The President. The United States has pushed hard for the
full implementation of U.N. Security Council Resolution 598 since its unanimous
adoption on July 20, 1987. Six months after the
adoption of Resolution 598, it is clear that, while Iraq has accepted
Resolution 598 in all its parts and without imposing conditions, Iran has no
intention of negotiating its implementation in good faith. Iran has used the time since
the adoption of 598 to build up forces for another offensive against Iraq and to increase attacks
upon nonbelligerent shipping in international waters in the Gulf.
Our
view is, therefore, that the Security Council should act to adopt an enforcement
resolution imposing an embargo on the provision of arms to Iran by any member state.

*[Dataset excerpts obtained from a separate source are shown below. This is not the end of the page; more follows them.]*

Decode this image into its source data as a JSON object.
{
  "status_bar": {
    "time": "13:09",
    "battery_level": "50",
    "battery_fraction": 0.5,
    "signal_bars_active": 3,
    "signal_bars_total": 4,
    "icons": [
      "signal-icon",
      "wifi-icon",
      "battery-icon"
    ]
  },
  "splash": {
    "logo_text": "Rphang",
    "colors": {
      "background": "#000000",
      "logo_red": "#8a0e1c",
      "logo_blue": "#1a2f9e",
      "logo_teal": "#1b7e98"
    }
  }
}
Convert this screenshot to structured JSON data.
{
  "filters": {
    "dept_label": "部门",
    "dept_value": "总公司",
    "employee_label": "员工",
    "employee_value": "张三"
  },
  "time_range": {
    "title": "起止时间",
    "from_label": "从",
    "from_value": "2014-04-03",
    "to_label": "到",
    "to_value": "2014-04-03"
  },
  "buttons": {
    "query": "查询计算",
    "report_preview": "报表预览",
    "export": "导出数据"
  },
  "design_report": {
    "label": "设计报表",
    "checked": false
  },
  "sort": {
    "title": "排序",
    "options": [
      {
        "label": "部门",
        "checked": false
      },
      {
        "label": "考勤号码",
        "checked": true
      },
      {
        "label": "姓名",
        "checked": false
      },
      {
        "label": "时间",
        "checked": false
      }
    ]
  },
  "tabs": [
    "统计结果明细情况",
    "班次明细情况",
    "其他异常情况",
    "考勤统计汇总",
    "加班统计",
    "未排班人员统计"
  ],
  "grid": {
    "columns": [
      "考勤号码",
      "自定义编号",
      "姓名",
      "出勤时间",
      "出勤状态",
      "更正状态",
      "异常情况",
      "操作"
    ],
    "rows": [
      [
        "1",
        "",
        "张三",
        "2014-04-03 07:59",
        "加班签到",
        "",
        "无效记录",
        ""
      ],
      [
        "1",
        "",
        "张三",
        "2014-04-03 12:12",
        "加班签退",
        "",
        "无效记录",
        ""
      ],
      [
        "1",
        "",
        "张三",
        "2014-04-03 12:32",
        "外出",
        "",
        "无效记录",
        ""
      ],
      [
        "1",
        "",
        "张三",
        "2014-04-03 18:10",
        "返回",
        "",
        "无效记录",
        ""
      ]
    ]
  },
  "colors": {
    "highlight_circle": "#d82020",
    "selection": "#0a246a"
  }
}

Together with other permanent and nonpermanent members of the Security Council,
we are discussing an arms embargo resolution which we hope will receive the
unanimous support of the Security Council as soon as possible. We note that the
Soviet
Union
has so far resisted the adoption of an arms embargo, preferring instead to call
for further delay and discussion of separate U.N. action related only to the
Gulf, ignoring Iran's continuation of the
land war.
We
have no plans to change the mission of our forces in the Gulf. Our Navy, which
is charged with carrying out that mission, continually reviews the composition
of our forces there to perform in the best and most efficient way. Our basic
commitment remains unchanged.
With
regard to proposals for a United Nations naval force in the Gulf, we believe it
is essential that the concept for such a force be spelled out clearly. If the
proposal is for a U.N. force to help monitor or enforce compliance with an arms
embargo, we would be prepared to consider the possibilities seriously once an
arms embargo is adopted by the Security Council. We want an arms embargo to be
as effective as possible. The Soviet Union, however, has been
inconsistent about its concept for a U.N. naval force. The Soviets appear to
favor a U.N. naval force that would replace the U.S. and other navies in the
area and impose an end to attacks on shipping, while allowing Iran to continue the land
war. This represents a deliberate diversion from the full implementation of
Resolution 598, which calls for a comprehensive cease-fire.
Note: The questions and
answers were released by the Office of the Press Secretary on January 28.